Monday, August 5, 2013

the first hours in the kingdom of tonga

at 9:00 local time on the 1st of august we arrived in neiafu, tonga.

on the way into the very protected bay of neiafu, we were rewarded for 8 days at sea by probably one of the most stunning sceneries we have seen so far on our trip.
the vava'u group is simply beautiful with lots of small overgrown with green islands dotting calm waters and beaches surrounding their shores
and as if organised by the ministry of tongan tourism supporting yachting a humpback whale swam past our boat gliding through that deep blue water.

first thing we had to go through, as always when entering a new country, was clearing in. this time we had to see 4 officials: quarantine: being a very friendly guy, asking us what kind of vegetables we have on board and asking us kindly not to bring it on shore, he stayed about an hour with us having a cup of coffee and telling us about tonga -  health: being even friendlier - staying even longer telling us even more - immigration: we had to visit him and he was as well super nice - and last customs, who came on our boat again and could not believe we had folding bikes stored under our bed until we showed him.

we then picked up a mooring buoy as the waters are very deep here, had a quick shower and a great meal on shore. my fish burger was the best i ever (EVER!!!) had.
a few glasses of wine, lots of laughs with Charles, Heather, Luca and Isabella of Chilli Cat - a rainy dinghy ride back to the boat and we fell into a well deserved deep sleep in a completely still boat after only having had 2h sleep the previous 36h.

the first little walk through neiafu gave me the impression that this is as close you can come to australia without actually being here. neiafu looks like a little north australian town reminding me of places like cooktown - the little sheperds pie mark had for lunch did definitely help that impression.

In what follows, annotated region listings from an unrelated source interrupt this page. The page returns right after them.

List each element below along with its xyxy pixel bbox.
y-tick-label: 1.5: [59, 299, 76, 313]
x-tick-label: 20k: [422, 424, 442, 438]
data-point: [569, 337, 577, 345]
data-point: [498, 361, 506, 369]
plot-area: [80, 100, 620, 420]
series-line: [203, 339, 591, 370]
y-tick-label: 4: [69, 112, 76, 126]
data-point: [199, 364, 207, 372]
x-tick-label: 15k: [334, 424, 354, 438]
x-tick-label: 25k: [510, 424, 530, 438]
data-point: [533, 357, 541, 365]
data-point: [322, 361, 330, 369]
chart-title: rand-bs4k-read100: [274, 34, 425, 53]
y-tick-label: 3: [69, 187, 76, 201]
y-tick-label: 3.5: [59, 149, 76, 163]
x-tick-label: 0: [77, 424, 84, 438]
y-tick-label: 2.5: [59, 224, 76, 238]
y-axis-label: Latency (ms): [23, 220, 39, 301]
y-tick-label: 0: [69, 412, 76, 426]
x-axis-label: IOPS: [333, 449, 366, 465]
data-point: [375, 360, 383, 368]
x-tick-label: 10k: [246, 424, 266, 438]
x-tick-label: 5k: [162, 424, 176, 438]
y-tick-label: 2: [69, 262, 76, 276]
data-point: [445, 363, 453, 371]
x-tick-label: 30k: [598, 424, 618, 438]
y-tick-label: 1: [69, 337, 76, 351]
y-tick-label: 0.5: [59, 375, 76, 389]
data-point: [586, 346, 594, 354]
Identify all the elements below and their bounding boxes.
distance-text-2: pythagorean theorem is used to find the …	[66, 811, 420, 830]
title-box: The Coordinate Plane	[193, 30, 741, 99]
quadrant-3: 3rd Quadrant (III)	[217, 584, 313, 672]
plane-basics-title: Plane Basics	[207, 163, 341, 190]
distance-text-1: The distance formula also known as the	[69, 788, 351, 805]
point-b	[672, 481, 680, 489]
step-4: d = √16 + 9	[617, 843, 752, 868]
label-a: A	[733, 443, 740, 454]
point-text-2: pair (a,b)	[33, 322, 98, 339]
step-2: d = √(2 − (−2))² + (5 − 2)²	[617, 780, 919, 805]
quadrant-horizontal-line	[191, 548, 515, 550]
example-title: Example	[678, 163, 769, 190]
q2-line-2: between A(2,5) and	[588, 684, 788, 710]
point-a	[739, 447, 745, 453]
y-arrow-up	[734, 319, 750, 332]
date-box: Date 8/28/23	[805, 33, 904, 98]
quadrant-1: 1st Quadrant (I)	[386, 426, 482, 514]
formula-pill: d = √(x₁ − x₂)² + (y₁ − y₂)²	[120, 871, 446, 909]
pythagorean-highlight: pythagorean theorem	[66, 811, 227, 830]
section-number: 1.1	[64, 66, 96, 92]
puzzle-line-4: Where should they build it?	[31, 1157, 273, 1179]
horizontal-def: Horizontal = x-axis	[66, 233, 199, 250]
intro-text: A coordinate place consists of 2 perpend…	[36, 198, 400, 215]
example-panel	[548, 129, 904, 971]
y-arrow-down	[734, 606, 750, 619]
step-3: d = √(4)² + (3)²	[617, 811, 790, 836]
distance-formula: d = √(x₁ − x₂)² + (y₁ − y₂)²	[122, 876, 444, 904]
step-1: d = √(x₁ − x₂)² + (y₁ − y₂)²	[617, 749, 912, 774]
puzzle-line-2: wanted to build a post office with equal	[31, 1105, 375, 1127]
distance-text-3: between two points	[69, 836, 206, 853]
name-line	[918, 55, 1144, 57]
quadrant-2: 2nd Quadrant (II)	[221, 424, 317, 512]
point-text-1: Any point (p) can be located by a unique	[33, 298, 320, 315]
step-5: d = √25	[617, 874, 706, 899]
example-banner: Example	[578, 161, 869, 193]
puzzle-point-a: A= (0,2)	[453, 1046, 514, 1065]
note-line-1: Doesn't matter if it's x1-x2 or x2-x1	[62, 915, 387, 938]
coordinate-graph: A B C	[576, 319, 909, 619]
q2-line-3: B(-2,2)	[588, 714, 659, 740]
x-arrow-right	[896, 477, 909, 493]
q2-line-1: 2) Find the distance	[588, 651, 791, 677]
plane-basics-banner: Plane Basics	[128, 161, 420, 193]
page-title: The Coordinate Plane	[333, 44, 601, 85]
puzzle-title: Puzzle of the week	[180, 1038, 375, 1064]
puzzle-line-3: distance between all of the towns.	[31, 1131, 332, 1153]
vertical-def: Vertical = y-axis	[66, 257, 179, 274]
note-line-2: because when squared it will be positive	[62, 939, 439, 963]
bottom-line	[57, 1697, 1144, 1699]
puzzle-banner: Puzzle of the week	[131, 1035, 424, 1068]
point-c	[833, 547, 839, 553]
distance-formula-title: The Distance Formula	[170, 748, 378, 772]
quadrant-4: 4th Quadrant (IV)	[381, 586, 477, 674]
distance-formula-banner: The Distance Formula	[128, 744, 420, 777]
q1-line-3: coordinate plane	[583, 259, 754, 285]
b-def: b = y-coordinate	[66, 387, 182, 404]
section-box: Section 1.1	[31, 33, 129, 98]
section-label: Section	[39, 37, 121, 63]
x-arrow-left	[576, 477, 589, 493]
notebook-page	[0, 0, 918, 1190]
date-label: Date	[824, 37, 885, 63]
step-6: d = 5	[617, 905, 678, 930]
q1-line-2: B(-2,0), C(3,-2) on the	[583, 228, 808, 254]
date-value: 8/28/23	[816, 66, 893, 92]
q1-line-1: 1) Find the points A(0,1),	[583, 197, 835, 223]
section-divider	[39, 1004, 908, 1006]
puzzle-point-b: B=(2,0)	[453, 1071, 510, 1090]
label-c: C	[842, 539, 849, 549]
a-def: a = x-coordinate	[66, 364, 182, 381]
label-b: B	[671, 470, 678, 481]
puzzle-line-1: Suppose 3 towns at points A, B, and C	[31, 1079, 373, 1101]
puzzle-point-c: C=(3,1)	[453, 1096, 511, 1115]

people are incredibly friendly here (don't think it is due to craving our ham these days;)) still wearing traditional clothing mixed with normal western street wear. the official uniforms for males, also school uniforms for boys are a shirt and a wrap around skirt, women and men often wear leaf mats or pareos.

after being in spanish and french countries we enjoy being able to communicate with the locals as everyone speaks very good english as well as their mother tongue tongan.
in the spanish speaking countries all the officials winced at our boat name with "malo" meaning "very very bad"

so far all the people we told the name of our boat told us how nice a name we picked with "malo" meaning "thank you"  in all of polynesia but especially with "maloo" meaning "very very calm and beautiful" in tongan. 

so far the first impression is wonderful and i can't wait to explore further. within 24h i have fallen in love with tonga...let's see if it will be a quick flirt or a long lasting relationship ;)

in total it has been a demanding 1300nm from bora bora to tonga leaving us with the feeling we were longer out there than just 8 days. 
we did not have to use the engine at all, saving lots of our duty free fuel from french polynesia. 
but even though the conditions were not the easiest, we had a great time and are grateful we did not break anything. 
maloo proved again to us to be a real ocean voyager not just a puddle duck and we are extremely proud of our floating home who got us here safe and sound and fast.

a highlight were definitely our daily visitors in the last 4 days. we meanwhile have learned that whale number one - by far the biggest - was a fin whale where as the others were most likely sei whales... being the third biggest baleen whales on earth. we were incredibly lucky to see them as not every boat sailing here got visitors.

a little bitter taste lingers though when i think about the japanese fishing boats we saw on our trip going in "stealth mode" without ais.
the tongan officials told us about the problems they have with the japanese fleets fishing illegally huge quantities of fish and unfortunately hunting whales in tongan waters.
with tonga being a poor country, there is only one patrol boat to check on territorial waters once a month.
the lack of the ability to protect their own waters almost seems like an invitation for foreign fishery fleets to exploit.
as tonga signed the whale protection legislation they sometimes get help by australian or new zealand coast guards, which is great but not nearly enough as also these big comparatively rich countries have the same problem with illegal fishing and whale hunting of foreign fleets.